The whale meanwhile floated serenely in the water, just a few meters away from him. It looked directly at him, at the crowd beside him. Its body was upright in the water, as if it were standing.

“They’re intelligent.” Another swing. “They know too much.” Meanwhile, more people had gathered, in the hall and outside. He continued swinging at the glass. “They’re trapped.” More and more chips kept appearing in the glass. Two men in uniforms with very broad shoulders used them to make their way through the crowd. My friend and I didn’t think to make way for them; we were just as transfixed by this man as everyone else.

“Their brains are trapped in there,” he shouted. The security guards stood on either side of him, though given their size, they may as well have encircled him. “They are trapped in useless bodies. They cannot do anything. Their brains are twice as large as they should be for an animal that size.” They grabbed the man by the shoulders. He resisted, trying to wind his way out of their grasp. “Their bodies are too small for their brains.” He escaped them somehow, lunged aside, still continuing his monologue. “They are trapped in bodies that cannot express what they are thinking and feeling.” The security guards pulled out rubber batons. “Look at them! Look at their faces! They cannot speak” They drove him into a corner. “Look at their fins! They don’t have hands. They don’t even have hands.”

They hit him over the head. He fell to the ground, unconscious. A tiny streak of blood stained the wall behind him. A third and fourth guard came in and pushed the people out towards the hallway. The whale was still floating in that same spot, looking benevolently at the disappearing crowd, smiling. They pushed us out into the hallway and cleaning carts into the room. I could see above the shoulders of the security guards that they mopped up the blood and carried the man out through a side exit.

After this episode, the beluga whale room was closed for the day. The story apparently appeared in the newspaper the day after, although not much of a story developed. It didn’t even give the name of the man; just “a middle-aged man.”

A few months later, I was back in the city on some unrelated business. I had to kill some time around noon and decided to visit the aquarium again, since it was a work day and I hoped to find some peace and quiet in the steady hum of the aquariums. The hallways were indeed almost devoid of visitors and I found myself mesmerized once again by the quiet goings-on in the fish tanks.

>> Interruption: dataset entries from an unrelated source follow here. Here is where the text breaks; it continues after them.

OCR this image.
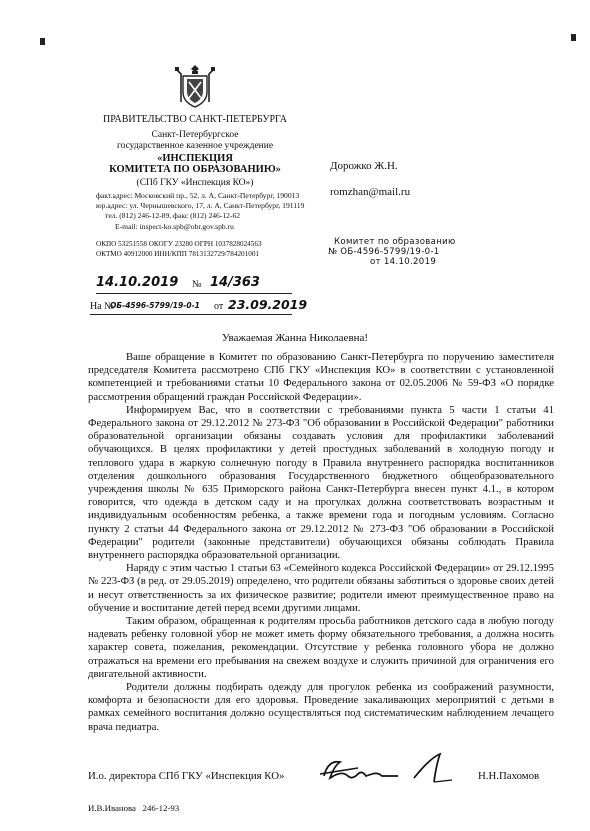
ПРАВИТЕЛЬСТВО САНКТ-ПЕТЕРБУРГА
Санкт-Петербургское
государственное казенное учреждение
«ИНСПЕКЦИЯ
КОМИТЕТА ПО ОБРАЗОВАНИЮ»
(СПб ГКУ «Инспекция КО»)
факт.адрес: Московский пр., 52, л. А, Санкт-Петербург, 190013
юр.адрес: ул. Чернышевского, 17, л. А, Санкт-Петербург, 191119
тел. (812) 246-12-89, факс (812) 246-12-62
E-mail: inspect-ko.spb@obr.gov.spb.ru
ОКПО 53251558 ОКОГУ 23280 ОГРН 1037828024563
ОКТМО 40912000 ИНН/КПП 7813132729/784201001
14.10.2019 № 14/363
На №
ОБ-4596-5799/19-0-1 от 23.09.2019
Дорожко Ж.Н.
romzhan@mail.ru
Комитет по образованию
№ ОБ-4596-5799/19-0-1
от 14.10.2019
Уважаемая Жанна Николаевна!

Ваше обращение в Комитет по образованию Санкт-Петербурга по поручению заместителя председателя Комитета рассмотрено СПб ГКУ «Инспекция КО» в соответствии с установленной компетенцией и требованиями статьи 10 Федерального закона от 02.05.2006 № 59-ФЗ «О порядке рассмотрения обращений граждан Российской Федерации».

Информируем Вас, что в соответствии с требованиями пункта 5 части 1 статьи 41 Федерального закона от 29.12.2012 № 273-ФЗ "Об образовании в Российской Федерации" работники образовательной организации обязаны создавать условия для профилактики заболеваний обучающихся. В целях профилактики у детей простудных заболеваний в холодную погоду и теплового удара в жаркую солнечную погоду в Правила внутреннего распорядка воспитанников отделения дошкольного образования Государственного бюджетного общеобразовательного учреждения школы № 635 Приморского района Санкт-Петербурга внесен пункт 4.1., в котором говорится, что одежда в детском саду и на прогулках должна соответствовать возрастным и индивидуальным особенностям ребенка, а также времени года и погодным условиям. Согласно пункту 2 статьи 44 Федерального закона от 29.12.2012 № 273-ФЗ "Об образовании в Российской Федерации" родители (законные представители) обучающихся обязаны соблюдать Правила внутреннего распорядка образовательной организации.

Наряду с этим частью 1 статьи 63 «Семейного кодекса Российской Федерации» от 29.12.1995 № 223-ФЗ (в ред. от 29.05.2019) определено, что родители обязаны заботиться о здоровье своих детей и несут ответственность за их физическое развитие; родители имеют преимущественное право на обучение и воспитание детей перед всеми другими лицами.

Таким образом, обращенная к родителям просьба работников детского сада в любую погоду надевать ребенку головной убор не может иметь форму обязательного требования, а должна носить характер совета, пожелания, рекомендации. Отсутствие у ребенка головного убора не должно отражаться на времени его пребывания на свежем воздухе и служить причиной для ограничения его двигательной активности.

Родители должны подбирать одежду для прогулок ребенка из соображений разумности, комфорта и безопасности для его здоровья. Проведение закаливающих мероприятий с детьми в рамках семейного воспитания должно осуществляться под систематическим наблюдением лечащего врача педиатра.

И.о. директора СПб ГКУ «Инспекция КО»	Н.Н.Пахомов
И.В.Иванова   246-12-93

On the way back from my tour through the exotic and tropical fishes, I came past the entrance to the beluga whale room and decided to drop by. The incident still popped up in my mind. The room was still the same, but without people it felt very different. The glass had been fixed.

The whale, Nemo, was swimming around its tank. Sometimes it was further away, a white smear moving through ultramarine water. Then, it came closer to the front where I could see it. Its body was big and bulky, almost bloated. It looked misshapen. After a few rounds, it slowed down and stopped in front of me. It floated upright in the water and looked down on me. Its head had a bulbous protrusion at the forehead. Its eyes were tiny black holes, very far apart, sitting on top of an unmoving grin. It looked like an alien, a Martian.

I took a step closer. I felt compelled. I put my hand against the glass. It moved closer, slowly, until its head bumped softly against the glass where my hand rested. In that moment, I saw it. The mammalian skeleton hiding beneath layers of blubber; tiny hands and feet reduced to fins, unable to move or grasp. It opened its mouth in a silent scream. It saw me, saw directly into my soul. It had put its head against my hand. It was trapped in a body that couldn’t express what it was thinking and we had put it in a cage.